The 1984-85 strike was steeped in words - shouts of anger and conflict, speeches of determination and rhetoric, whispers of secrecy and despair.

But Bill Morrison, the New York-based creator of Miners' Hymns, believes his performance does not need words. "The footage does that job," he says.

It is being shown at the Sage Gateshead, The Barbican in London and Easington Social Welfare Centre.

Local brass bands and professional musicians will play an original score by Icelandic composer Johann Johannsson against a backdrop of Morrison's film, external, pieced together from BBC reports, rarely-seen footage from the British Film Institute and local archives.

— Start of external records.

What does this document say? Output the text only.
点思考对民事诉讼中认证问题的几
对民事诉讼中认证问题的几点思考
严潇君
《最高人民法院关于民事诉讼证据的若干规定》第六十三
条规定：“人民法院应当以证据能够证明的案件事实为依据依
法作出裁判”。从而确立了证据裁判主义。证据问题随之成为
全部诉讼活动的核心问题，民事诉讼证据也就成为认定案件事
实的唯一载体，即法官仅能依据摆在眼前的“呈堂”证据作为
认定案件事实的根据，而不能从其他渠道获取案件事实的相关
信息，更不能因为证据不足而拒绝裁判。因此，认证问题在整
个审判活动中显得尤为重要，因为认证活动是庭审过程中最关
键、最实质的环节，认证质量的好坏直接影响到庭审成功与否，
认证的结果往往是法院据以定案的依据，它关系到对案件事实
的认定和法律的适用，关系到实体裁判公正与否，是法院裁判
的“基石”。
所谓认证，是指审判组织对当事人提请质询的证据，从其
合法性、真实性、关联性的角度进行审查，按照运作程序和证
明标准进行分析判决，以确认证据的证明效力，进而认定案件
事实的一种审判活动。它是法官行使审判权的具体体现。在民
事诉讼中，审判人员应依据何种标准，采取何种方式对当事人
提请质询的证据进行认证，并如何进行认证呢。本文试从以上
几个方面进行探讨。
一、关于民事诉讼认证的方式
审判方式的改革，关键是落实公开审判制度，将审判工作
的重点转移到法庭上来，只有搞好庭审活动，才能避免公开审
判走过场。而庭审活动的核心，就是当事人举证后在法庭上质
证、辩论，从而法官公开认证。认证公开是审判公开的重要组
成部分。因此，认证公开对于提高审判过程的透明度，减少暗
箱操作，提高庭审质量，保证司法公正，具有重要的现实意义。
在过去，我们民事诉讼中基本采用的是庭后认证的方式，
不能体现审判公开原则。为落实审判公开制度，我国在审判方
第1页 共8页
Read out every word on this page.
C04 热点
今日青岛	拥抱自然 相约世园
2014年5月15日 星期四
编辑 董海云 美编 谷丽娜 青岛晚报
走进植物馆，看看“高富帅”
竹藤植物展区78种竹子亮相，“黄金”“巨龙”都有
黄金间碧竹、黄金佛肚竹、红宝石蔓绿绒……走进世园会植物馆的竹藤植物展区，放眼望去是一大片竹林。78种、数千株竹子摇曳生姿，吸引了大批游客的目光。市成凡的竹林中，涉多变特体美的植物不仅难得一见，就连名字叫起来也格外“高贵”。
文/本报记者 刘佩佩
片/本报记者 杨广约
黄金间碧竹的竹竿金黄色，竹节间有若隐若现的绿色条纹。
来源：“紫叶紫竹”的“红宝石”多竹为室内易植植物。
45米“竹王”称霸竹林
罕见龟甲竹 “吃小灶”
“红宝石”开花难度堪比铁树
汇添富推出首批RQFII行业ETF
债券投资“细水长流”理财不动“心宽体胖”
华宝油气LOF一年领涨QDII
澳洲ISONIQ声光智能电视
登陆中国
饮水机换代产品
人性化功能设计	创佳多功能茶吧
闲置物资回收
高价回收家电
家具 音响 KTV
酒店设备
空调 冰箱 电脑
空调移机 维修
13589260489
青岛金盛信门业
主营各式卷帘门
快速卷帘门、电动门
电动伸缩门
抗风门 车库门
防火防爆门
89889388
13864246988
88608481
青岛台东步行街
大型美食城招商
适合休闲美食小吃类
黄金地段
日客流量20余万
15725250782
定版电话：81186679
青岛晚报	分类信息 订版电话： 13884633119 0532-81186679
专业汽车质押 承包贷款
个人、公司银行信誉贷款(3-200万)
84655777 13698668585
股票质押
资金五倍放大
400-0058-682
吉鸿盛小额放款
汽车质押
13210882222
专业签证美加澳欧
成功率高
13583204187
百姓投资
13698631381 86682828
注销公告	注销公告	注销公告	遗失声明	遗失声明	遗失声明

The images show 100 years of mine-working life, through the strike and the annual miners' galas to the present day.

'Struck and moved'

"This is what this region used to look like, it's what people remember, it's the history now captured on film that you don't see every day anymore," Morrison says.

Barbican contemporary music programmer Chris Sharp was "unbelievably struck and moved" by the first performance at Durham Cathedral in 2010.

"I saw it then and thought it was frankly an amazing piece of work and I've been looking for an opportunity to show it since then," he said.

He accepts it cannot have the "same resonance" seen in London but, since its US and Icelandic creators already tell the story from the "perspective of an outsider", it is appropriate it should be seen more widely, he says.

Easington Social Welfare committee chairman David Boyes said it was a "great honour" to host the work and tickets had sold out in a matter of days.

"It isn't what we would traditionally associate with a brass band, the music, but I think Easington people, they're willing to try anything and I think they'll take to it."

Morrison believes the themes of the miners' strike are not unique.

"It's something that's happening the world over, not just in terms of labour but also in terms of mechanisation and what happens when a community gets the sack," he says.

"The north east has a tremendous future ahead of it. We still do burn a lot of coal here in the UK. But that's imported coal."

Miners' Hymns is at the Sage Gateshead, external on 5 March, Easington Social Welfare Club on 7 March and Beamish Museum, external on 29 and 30 March. Its London premier is at the Barbican, external on 9 March.